On the latest rolling weekly read, Minneapolis tightened at the margin. Demand improved, fresh supply eased, and the pricing measures leaned firm, but price cuts kept spreading on weaker inventory.

Demand follow-through
4,477 pending sales
pending sales up 3%; closed sales up 6% from the prior rolling week
Accepted offers and completed sales both improved in the latest rolling weekly read.

Pending sales rose to 4,477 from 4,365, and closed sales increased to 4,072 from 3,843. Recent buyer activity is showing up in actual transactions rather than stalling out.

Closed-price validation
$399,000 median sale price
median sale price up 1%; sale-to-list ratio up 0.18 percentage points from the prior rolling week
Closed prices and near-ask outcomes both firmed in the latest rolling weekly read.

The median sale price rose to $399,000 from $396,000, and the average sale-to-list ratio moved to about 100.4% from about 100.2%. Buyers still need a clean ceiling for strong listings, because the latest pricing read did not weaken.

Supply backdrop
14,715 active homes
new listings down 5%; months of supply down 6% from the prior rolling week
Active inventory was essentially flat while fresh supply eased.

New listings fell to 4,557 from 4,774, active inventory was essentially flat at 14,715, and months of supply eased to 3.61 from 3.83. Buyers still have more choice than last year, but that choice is not expanding right now.

Pace and competition
23 median days on market
down 1 day; above-original-list sales up 1.60 percentage points from the prior rolling week
Homes moved slightly faster, and above-list outcomes became more common.

Median days on market dipped to 23 from 24 days, and the share sold above original list rose to 38% from 37%. That points to a mild pickup for the best listings, not a blanket acceleration for every home.

Price cuts
2,711 price-cut listings
up 6% from the prior rolling week
About 18% of active listings had cut price, up from 17%.

Price cuts increased to 2,711 from 2,564, even as the average cut edged down to about 3.5% from about 3.6%. More sellers are correcting, but the corrections are still controlled.

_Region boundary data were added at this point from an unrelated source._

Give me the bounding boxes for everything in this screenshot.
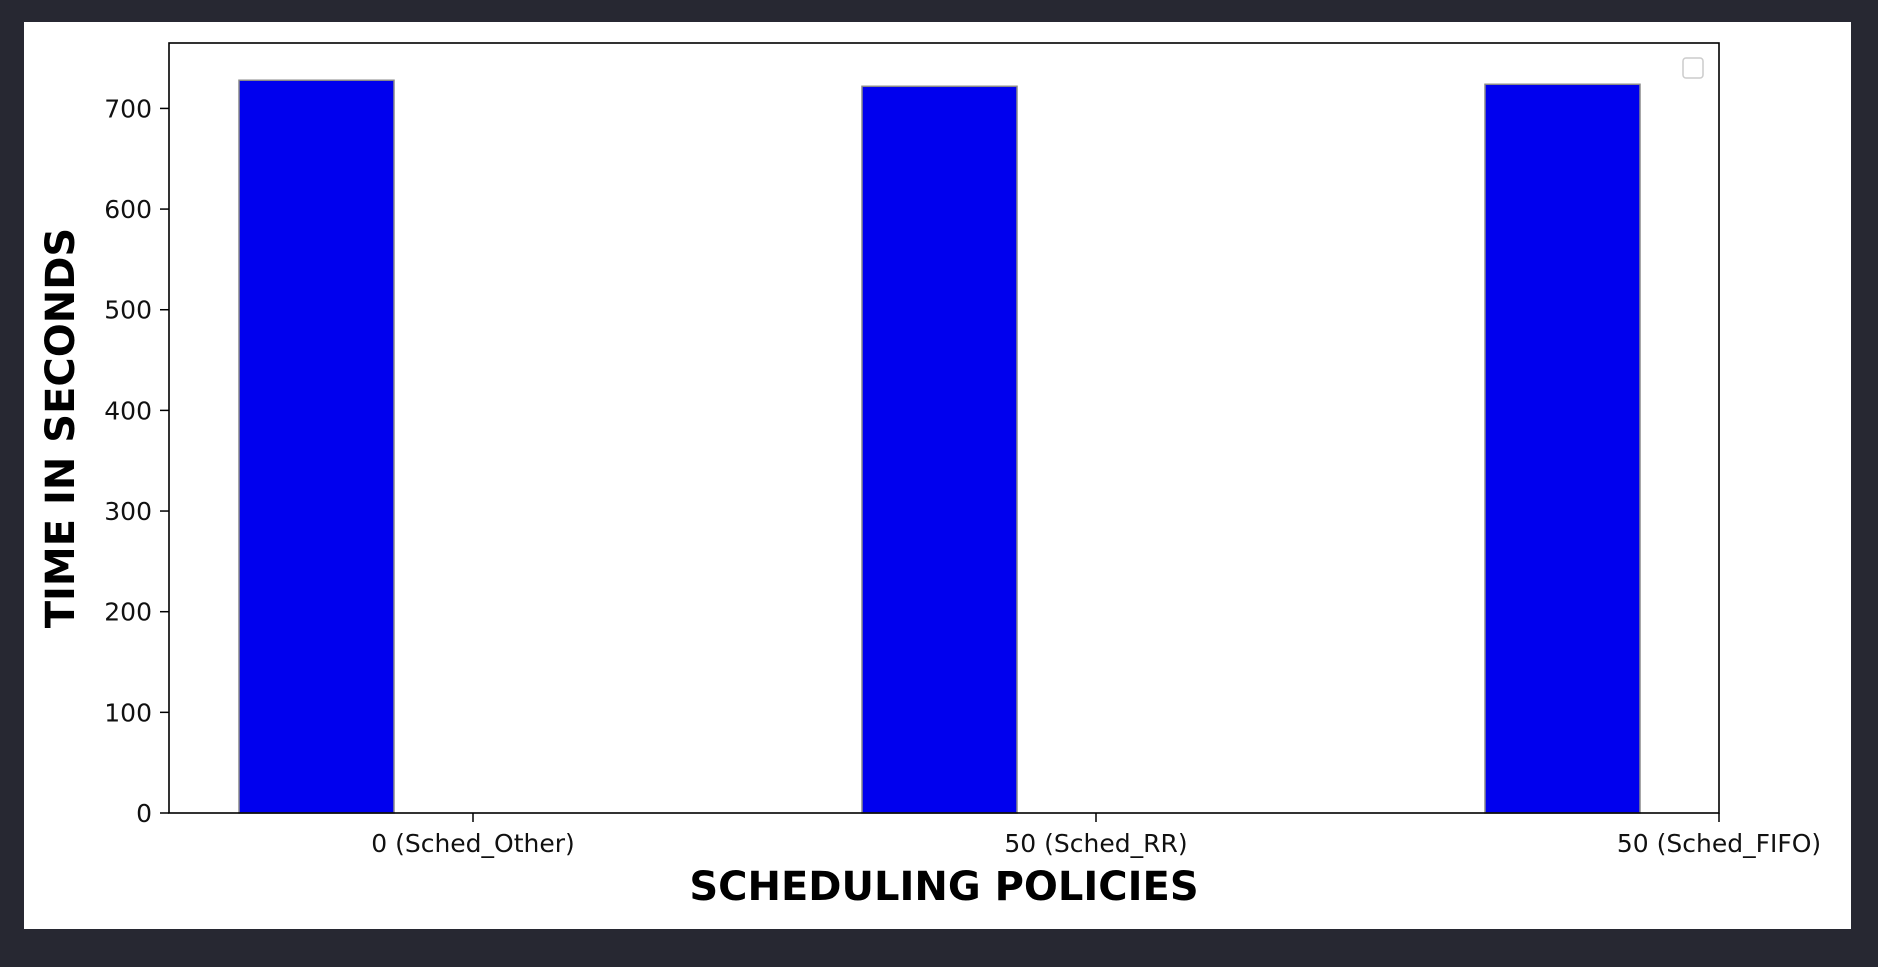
y-tick-label-1: 100 — [104, 698, 152, 727]
y-tick-label-2: 200 — [104, 598, 152, 627]
y-tick-label-0: 0 — [136, 799, 152, 828]
x-tick-label-0: 0 (Sched_Other) — [371, 829, 575, 858]
bar-2 — [1484, 83, 1641, 814]
y-axis-label: TIME IN SECONDS — [38, 228, 84, 629]
x-tick-label-1: 50 (Sched_RR) — [1004, 829, 1187, 858]
legend-box — [1682, 57, 1704, 79]
y-tick-label-6: 600 — [104, 195, 152, 224]
y-tick-label-3: 300 — [104, 497, 152, 526]
x-axis-label: SCHEDULING POLICIES — [689, 864, 1198, 910]
bar-0 — [238, 79, 395, 814]
bar-1 — [861, 85, 1018, 814]
x-tick-label-2: 50 (Sched_FIFO) — [1617, 829, 1821, 858]
y-tick-label-5: 500 — [104, 296, 152, 325]
y-tick-label-4: 400 — [104, 396, 152, 425]
y-tick-label-7: 700 — [104, 94, 152, 123]
axes-frame — [168, 42, 1720, 814]
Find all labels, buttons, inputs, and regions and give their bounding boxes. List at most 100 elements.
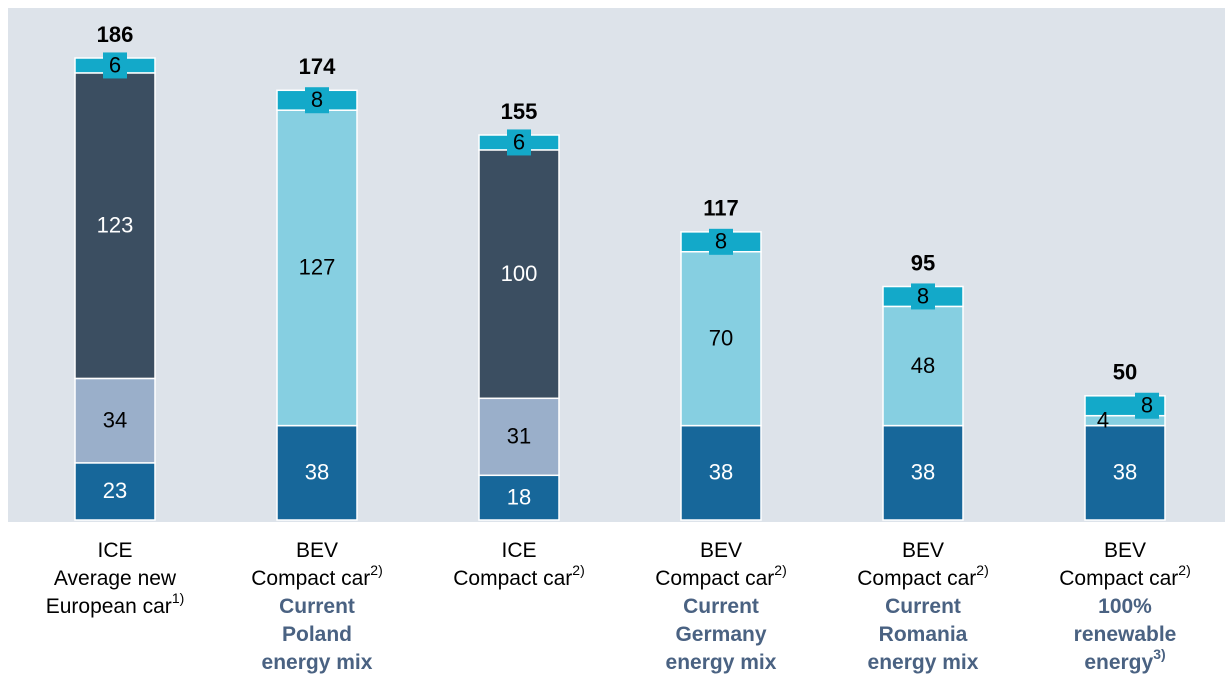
value-label: 31	[507, 424, 531, 449]
x-tick-label: Average new	[54, 567, 177, 590]
footnote-mark: 2)	[774, 562, 786, 578]
value-label: 8	[715, 229, 727, 254]
value-label: 70	[709, 325, 733, 350]
x-tick-label: BEV	[1104, 539, 1146, 562]
x-tick-label: energy mix	[262, 651, 373, 674]
bar-segment	[74, 462, 156, 521]
x-tick-label: 100%	[1098, 595, 1152, 618]
value-label: 100	[501, 261, 538, 286]
x-tick-label: BEV	[902, 539, 944, 562]
label-text: Compact car	[655, 567, 774, 590]
bar-segment	[74, 377, 156, 464]
value-label: 4	[1097, 407, 1109, 432]
label-box	[103, 52, 127, 79]
x-tick-label: Current	[279, 595, 355, 618]
bar-segment	[478, 149, 560, 400]
label-text: BEV	[700, 539, 742, 562]
label-text: energy	[1084, 651, 1153, 674]
value-label: 8	[311, 87, 323, 112]
label-text: Average new	[54, 567, 177, 590]
value-label: 123	[97, 212, 134, 237]
label-text: Germany	[675, 623, 766, 646]
x-tick-label: Compact car2)	[1059, 562, 1191, 590]
label-text: energy mix	[666, 651, 777, 674]
x-tick-label: Romania	[879, 623, 968, 646]
x-tick-label: energy3)	[1084, 646, 1165, 674]
total-label: 117	[703, 196, 739, 221]
label-text: energy mix	[868, 651, 979, 674]
x-tick-label: ICE	[97, 539, 132, 562]
total-label: 174	[299, 54, 336, 79]
value-label: 38	[1113, 460, 1137, 485]
footnote-mark: 3)	[1153, 646, 1165, 662]
label-text: Romania	[879, 623, 968, 646]
label-text: European car	[46, 595, 172, 618]
label-text: energy mix	[262, 651, 373, 674]
label-text: Poland	[282, 623, 352, 646]
x-tick-label: Compact car2)	[655, 562, 787, 590]
value-label: 6	[513, 129, 525, 154]
footnote-mark: 2)	[572, 562, 584, 578]
label-text: BEV	[902, 539, 944, 562]
x-tick-label: BEV	[296, 539, 338, 562]
value-label: 48	[911, 353, 935, 378]
label-text: BEV	[1104, 539, 1146, 562]
label-text: BEV	[296, 539, 338, 562]
bar-segment	[680, 250, 762, 427]
x-tick-label: Current	[683, 595, 759, 618]
footnote-mark: 2)	[976, 562, 988, 578]
value-label: 18	[507, 484, 531, 509]
x-tick-label: renewable	[1074, 623, 1177, 646]
value-label: 34	[103, 407, 127, 432]
label-text: Current	[683, 595, 759, 618]
label-box	[709, 228, 733, 255]
x-tick-label: Current	[885, 595, 961, 618]
bar-segment	[1084, 424, 1166, 521]
x-tick-label: Germany	[675, 623, 766, 646]
value-label: 23	[103, 478, 127, 503]
x-tick-label: BEV	[700, 539, 742, 562]
total-label: 95	[911, 250, 935, 275]
footnote-mark: 2)	[1178, 562, 1190, 578]
plot-background	[8, 8, 1225, 522]
label-text: ICE	[97, 539, 132, 562]
x-tick-label: energy mix	[868, 651, 979, 674]
x-tick-label: European car1)	[46, 590, 185, 618]
label-text: Compact car	[453, 567, 572, 590]
footnote-mark: 1)	[172, 590, 184, 606]
bar-segment	[680, 424, 762, 521]
value-label: 38	[305, 460, 329, 485]
label-text: Compact car	[857, 567, 976, 590]
label-box	[911, 283, 935, 310]
x-tick-label: ICE	[501, 539, 536, 562]
x-tick-label: Compact car2)	[453, 562, 585, 590]
value-label: 38	[709, 460, 733, 485]
value-label: 8	[917, 283, 929, 308]
label-text: 100%	[1098, 595, 1152, 618]
label-text: Compact car	[251, 567, 370, 590]
value-label: 127	[299, 255, 336, 280]
x-tick-label: Compact car2)	[857, 562, 989, 590]
value-label: 6	[109, 52, 121, 77]
footnote-mark: 2)	[370, 562, 382, 578]
label-text: renewable	[1074, 623, 1177, 646]
x-tick-label: energy mix	[666, 651, 777, 674]
label-text: Current	[885, 595, 961, 618]
bar-segment	[276, 109, 358, 427]
label-box	[305, 87, 329, 114]
bar-segment	[478, 474, 560, 521]
value-label: 38	[911, 460, 935, 485]
value-label: 8	[1141, 393, 1153, 418]
total-label: 186	[97, 22, 134, 47]
bar-segment	[882, 305, 964, 427]
label-text: Current	[279, 595, 355, 618]
label-box	[507, 129, 531, 156]
x-tick-label: Poland	[282, 623, 352, 646]
label-box	[1135, 392, 1159, 419]
total-label: 155	[501, 99, 538, 124]
total-label: 50	[1113, 360, 1137, 385]
bar-segment	[478, 397, 560, 477]
label-text: ICE	[501, 539, 536, 562]
label-text: Compact car	[1059, 567, 1178, 590]
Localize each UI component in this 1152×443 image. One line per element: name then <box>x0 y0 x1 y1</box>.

What to watch next in Minneapolis

Watch whether pending sales keep rising while new listings stay muted. If that continues, Minneapolis can feel tighter in the near term even with inventory still above last year, and buyers will need to move decisively on the right homes.

If pending sales flatten or new listings reaccelerate, the balance shifts back toward more buyer patience and more seller price discipline. That would make stale listings, price cuts, delistings, and relists more important negotiation signals.

The signal to remember is simple: demand has to keep absorbing the extra supply. If it does, buyers get choice without broad pricing power; if it does not, sellers will need to adjust faster.